New beginnings

And so we come to the beginning of another month … a New Year and already February has arrived!

What does February mean for you? For me, February means the birthday of my father (on Valentine’s Day in fact) and a gentle reminder of someone so dear; it means long, hot summers and time at the beach; and another birthday, that of a very special school friend with whom I spent many fun filled hours in our growing years. The gift of her fantastic enjoyment of life still fills me with joy in every email we exchange.

And February also represents the beginning of the school year. After so much holiday freedom seeing those ‘back to school’ banners in the stores can trigger very difficult emotions for some kids. Not perhaps so for the older ones, but very often for those facing Years 2, 3 and 4. Challenges abound because it’s in those years one can begin to feel the pressures surrounding acceptance or rejection – and consequently, the experience of loss, confusion and anxiety.

Children need security as do we all. Beginning with the security of parents, the craving to feel one belongs, to feel wanted and secure remains a powerful influence throughout all of life. When security is lost, tension rises and very often, inappropriate coping strategies come into play.

It’s easy to recognise tearfulness and social inhibition; but parents also need to watch for other signs. Some young children become aggressive in their fear of rejection. Others may demonstrate their pain in wakefulness, nightmares, nail biting, loss of appetite and even a reversion to bed wetting may manifest as the new school year, beginning in February, draws closer.

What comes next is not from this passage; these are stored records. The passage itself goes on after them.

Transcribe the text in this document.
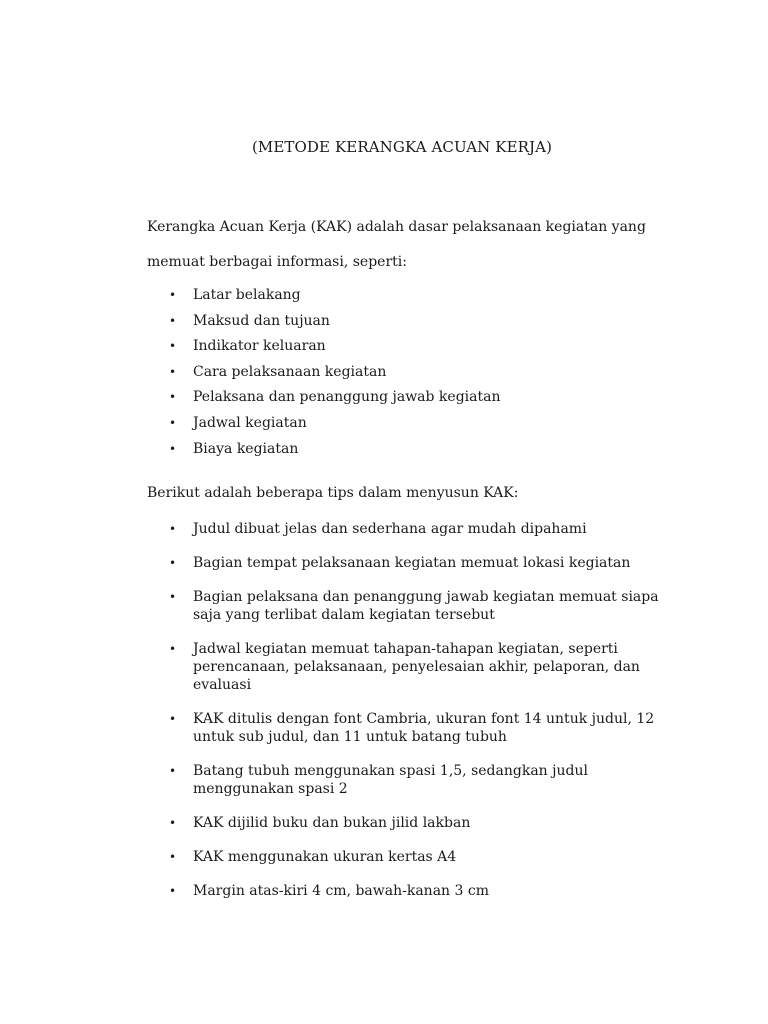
(METODE KERANGKA ACUAN KERJA)
Kerangka Acuan Kerja (KAK) adalah dasar pelaksanaan kegiatan yang
memuat berbagai informasi, seperti:
• Latar belakang
• Maksud dan tujuan
• Indikator keluaran
• Cara pelaksanaan kegiatan
• Pelaksana dan penanggung jawab kegiatan
• Jadwal kegiatan
• Biaya kegiatan
Berikut adalah beberapa tips dalam menyusun KAK:
• Judul dibuat jelas dan sederhana agar mudah dipahami
• Bagian tempat pelaksanaan kegiatan memuat lokasi kegiatan
• Bagian pelaksana dan penanggung jawab kegiatan memuat siapa saja yang terlibat dalam kegiatan tersebut
• Jadwal kegiatan memuat tahapan-tahapan kegiatan, seperti perencanaan, pelaksanaan, penyelesaian akhir, pelaporan, dan evaluasi
• KAK ditulis dengan font Cambria, ukuran font 14 untuk judul, 12 untuk sub judul, dan 11 untuk batang tubuh
• Batang tubuh menggunakan spasi 1,5, sedangkan judul menggunakan spasi 2
• KAK dijilid buku dan bukan jilid lakban
• KAK menggunakan ukuran kertas A4
• Margin atas-kiri 4 cm, bawah-kanan 3 cm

Our education system has instituted NAPLAN, a literacy and numeracy testing mechanism to evaluate intellectual ability. This, together with the judgment of teachers and the approval of principals seems to dictate how and where within their education individual children might best be placed for maximum learning. Personally I have grave reservations about testing or judging unless these also accommodate emotional individuality. Yes, perhaps formal testing and the assessment of teachers may gauge academic potential. But are there certain children who may not flourish if feeling unhappily placed within a group of peers with whom they have difficulty relating? Or how might a child feel if challenged by mandatory placement with older or younger children? Or how might a child feel if subject to a teacher whose skills lie outside the realm of intuitive or psychological empathy?

So there may be many unsettled kids as the new school year charts their course. It’s really important that parents and their children are rich in skills to assist personal strengths, self confidence, self trust and above all, serenity to allay anxiety. Here’s where I would promote our SMT school programs. Over many years we’ve seen amazing results in anxiety and tension reduction – so parents, maybe you might consider bringing your kids along or better still, lobbying your school to introduce our Schools Program to provide the healing and preventative qualities of some education in stillness!

And so I’m reminded that 2013 marks the 30th year of publication of my personal triumph over emotional distress (In Stillness Conquer Fear, 1983). The seeds of anxiety were sown in my early school years; some alone-ness, some bullying, some feelings of rejection and more all played a part in my later experience of life crippling anxiety.

I’m proud to begin to celebrate 30 years of knowing how to manage anxiety and its counterpart, stress. And I’m proud to begin to celebrate thirty years of helping thousands of others (of all age groups!) to have that choice, too. People still write to me to say how that book mirrors their own lives – and thankfully, changes their lives!

There’s something to consider for the month of February!